Dossier : Les pièges verts de la biomasse

La baleine 178Un dossier sur la biomasse réalisé par Reporterre en partenariat avec Les Amis de la Terre. Il est publié dans Le Courrier de la baleine n°178.

  • Bon est le bois, mais à juste échelle – Hervé Kempf
  • Aspiré par des centrales géantes, le bois n’est plus écologique – Barnabé Binctin
  • La forêt n’est pas inépuisable – Sylvain Angerand
  • La méthanisation, une bonne solution menacée par le gigantisme
  • Jardiner la forêt plutôt que l’exploiter, pour arriver au bois bio

J’ai choisi de diffuser les trois premiers articles, la suite du numéro est disponible sur leur site internet et/ou en téléchargement en fin d’article.

Bon est le bois, mais à juste échelle

Ah, qu’il est difficile d’être écologiste ! A peine avancez-vous une solution pour répondre à la crise écologique que le capitalisme s’en empare, et la détourne au service de son système, aggravant encore le problème. La biomasse, qui désigne l’ensemble des matières organiques d’origine végétale, animale ou fongique pouvant devenir source d’énergie par combustion, après méthanisation ou transformation chimique en est un bon exemple. Aujourd’hui l’une des principales énergies renouvelables, pourra-t-elle le rester longtemps si la pression qu’elle fait peser sur le bois-énergie se maintient ? Depuis longtemps, face à l’impasse énergétique, et parce que le vent et le soleil ne peuvent suffire à répondre à celle-ci, les écologistes rappellent l’importance du bois : il a été la source d’énergie essentielle de l’histoire de l’humanité, il pourrait le redevenir après la longue parenthèse des fossiles.
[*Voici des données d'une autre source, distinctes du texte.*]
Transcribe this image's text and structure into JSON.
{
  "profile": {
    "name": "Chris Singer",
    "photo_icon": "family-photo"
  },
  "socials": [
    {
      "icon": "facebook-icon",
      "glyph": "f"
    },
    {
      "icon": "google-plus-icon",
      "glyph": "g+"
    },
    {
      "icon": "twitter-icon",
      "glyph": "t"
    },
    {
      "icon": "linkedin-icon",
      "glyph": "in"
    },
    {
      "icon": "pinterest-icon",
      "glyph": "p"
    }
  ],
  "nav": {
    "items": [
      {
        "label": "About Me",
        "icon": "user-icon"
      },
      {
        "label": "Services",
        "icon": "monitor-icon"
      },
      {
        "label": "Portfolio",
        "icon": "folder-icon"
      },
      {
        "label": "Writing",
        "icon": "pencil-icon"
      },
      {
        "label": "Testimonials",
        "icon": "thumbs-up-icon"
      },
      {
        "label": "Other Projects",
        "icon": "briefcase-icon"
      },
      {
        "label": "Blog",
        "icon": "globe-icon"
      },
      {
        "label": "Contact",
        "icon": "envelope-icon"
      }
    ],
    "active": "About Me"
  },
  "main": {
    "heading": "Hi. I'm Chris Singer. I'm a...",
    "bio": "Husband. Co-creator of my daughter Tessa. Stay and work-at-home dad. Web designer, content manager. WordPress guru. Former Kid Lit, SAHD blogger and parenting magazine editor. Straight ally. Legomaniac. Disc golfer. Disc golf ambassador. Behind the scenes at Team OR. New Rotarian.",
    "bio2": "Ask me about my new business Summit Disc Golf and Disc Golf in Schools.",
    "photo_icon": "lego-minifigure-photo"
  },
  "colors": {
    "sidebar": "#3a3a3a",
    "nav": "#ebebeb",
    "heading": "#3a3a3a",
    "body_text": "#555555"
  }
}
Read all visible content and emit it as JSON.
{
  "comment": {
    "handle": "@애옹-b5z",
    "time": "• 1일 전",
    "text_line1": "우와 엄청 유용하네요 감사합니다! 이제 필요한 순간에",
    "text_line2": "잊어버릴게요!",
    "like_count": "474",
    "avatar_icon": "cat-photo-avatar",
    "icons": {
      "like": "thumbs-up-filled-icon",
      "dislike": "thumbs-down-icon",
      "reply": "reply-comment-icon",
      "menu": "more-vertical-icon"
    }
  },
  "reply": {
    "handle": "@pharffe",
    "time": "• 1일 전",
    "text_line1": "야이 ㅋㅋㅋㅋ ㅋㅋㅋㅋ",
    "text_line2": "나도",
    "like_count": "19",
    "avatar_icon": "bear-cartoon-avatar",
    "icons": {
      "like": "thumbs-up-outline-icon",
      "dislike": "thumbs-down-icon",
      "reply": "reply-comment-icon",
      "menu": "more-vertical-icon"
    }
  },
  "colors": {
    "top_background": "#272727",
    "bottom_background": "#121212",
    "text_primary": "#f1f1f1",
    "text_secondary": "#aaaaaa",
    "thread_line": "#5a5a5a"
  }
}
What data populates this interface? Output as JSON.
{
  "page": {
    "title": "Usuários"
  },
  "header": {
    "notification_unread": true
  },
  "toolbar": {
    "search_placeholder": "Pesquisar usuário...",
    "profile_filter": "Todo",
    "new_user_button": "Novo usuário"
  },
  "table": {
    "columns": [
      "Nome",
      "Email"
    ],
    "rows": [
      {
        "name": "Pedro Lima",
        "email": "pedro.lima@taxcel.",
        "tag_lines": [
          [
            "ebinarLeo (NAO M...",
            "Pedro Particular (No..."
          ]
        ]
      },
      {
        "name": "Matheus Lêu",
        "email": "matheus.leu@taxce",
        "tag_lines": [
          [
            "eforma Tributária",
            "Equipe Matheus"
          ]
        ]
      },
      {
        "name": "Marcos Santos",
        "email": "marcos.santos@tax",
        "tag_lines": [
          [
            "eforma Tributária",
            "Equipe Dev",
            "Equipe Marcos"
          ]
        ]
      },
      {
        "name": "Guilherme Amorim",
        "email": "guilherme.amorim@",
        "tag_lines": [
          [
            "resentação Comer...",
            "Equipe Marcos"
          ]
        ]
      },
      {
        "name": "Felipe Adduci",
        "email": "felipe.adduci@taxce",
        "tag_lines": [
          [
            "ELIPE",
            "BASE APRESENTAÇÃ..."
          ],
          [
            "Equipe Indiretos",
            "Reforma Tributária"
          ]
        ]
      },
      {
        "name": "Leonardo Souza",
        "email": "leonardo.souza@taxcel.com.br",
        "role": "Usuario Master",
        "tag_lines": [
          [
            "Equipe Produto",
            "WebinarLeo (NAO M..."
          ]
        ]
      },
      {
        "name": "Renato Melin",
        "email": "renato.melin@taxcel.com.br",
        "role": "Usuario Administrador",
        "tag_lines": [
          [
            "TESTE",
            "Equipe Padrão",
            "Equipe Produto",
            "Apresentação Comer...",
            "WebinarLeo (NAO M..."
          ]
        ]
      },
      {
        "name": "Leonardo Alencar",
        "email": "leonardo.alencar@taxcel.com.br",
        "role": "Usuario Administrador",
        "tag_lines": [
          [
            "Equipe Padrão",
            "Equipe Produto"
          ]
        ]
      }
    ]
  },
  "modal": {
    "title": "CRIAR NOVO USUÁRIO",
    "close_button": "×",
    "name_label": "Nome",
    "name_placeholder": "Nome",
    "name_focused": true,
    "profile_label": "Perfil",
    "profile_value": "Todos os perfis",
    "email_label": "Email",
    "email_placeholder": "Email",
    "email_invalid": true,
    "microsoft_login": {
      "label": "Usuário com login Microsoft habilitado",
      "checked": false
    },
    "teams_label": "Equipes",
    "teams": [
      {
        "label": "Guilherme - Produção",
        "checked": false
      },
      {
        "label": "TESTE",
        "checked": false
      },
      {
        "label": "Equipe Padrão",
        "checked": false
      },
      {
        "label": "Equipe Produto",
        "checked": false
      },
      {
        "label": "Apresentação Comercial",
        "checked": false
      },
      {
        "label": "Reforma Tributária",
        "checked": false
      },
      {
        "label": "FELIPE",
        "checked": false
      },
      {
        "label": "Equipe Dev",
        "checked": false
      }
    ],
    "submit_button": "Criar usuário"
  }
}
Mais à peine le message commençait-il à être entendu qu’il était transformé en un savant dispositif qui, à coup d’aides publiques, conduit à l’industrialisation des forêts, et à la mise en place d’immenses centrales de production d’électricité. Bilan en gaz à effet de serre : nul. Bilan en dividendes pour les grandes entreprises : excellent.

Quant à prendre en compte la forêt comme écosystème, jouant un rôle dans l’équilibre de la biosphère, quant à sentir la magie qu’exprime en silence cette compagne de toujours de l’humanité, il ne faut pas y penser. Elle est mise en coupe réglée, transformée en mètres cubes, en tonnes de CO2, en kilowatt, en euros.
Le même constat peut être fait pour la méthanisation, bonne idée transformée en monstre destructeur de l’agriculture paysanne, et pourrait être poursuivi pour toutes les énergies renouvelables.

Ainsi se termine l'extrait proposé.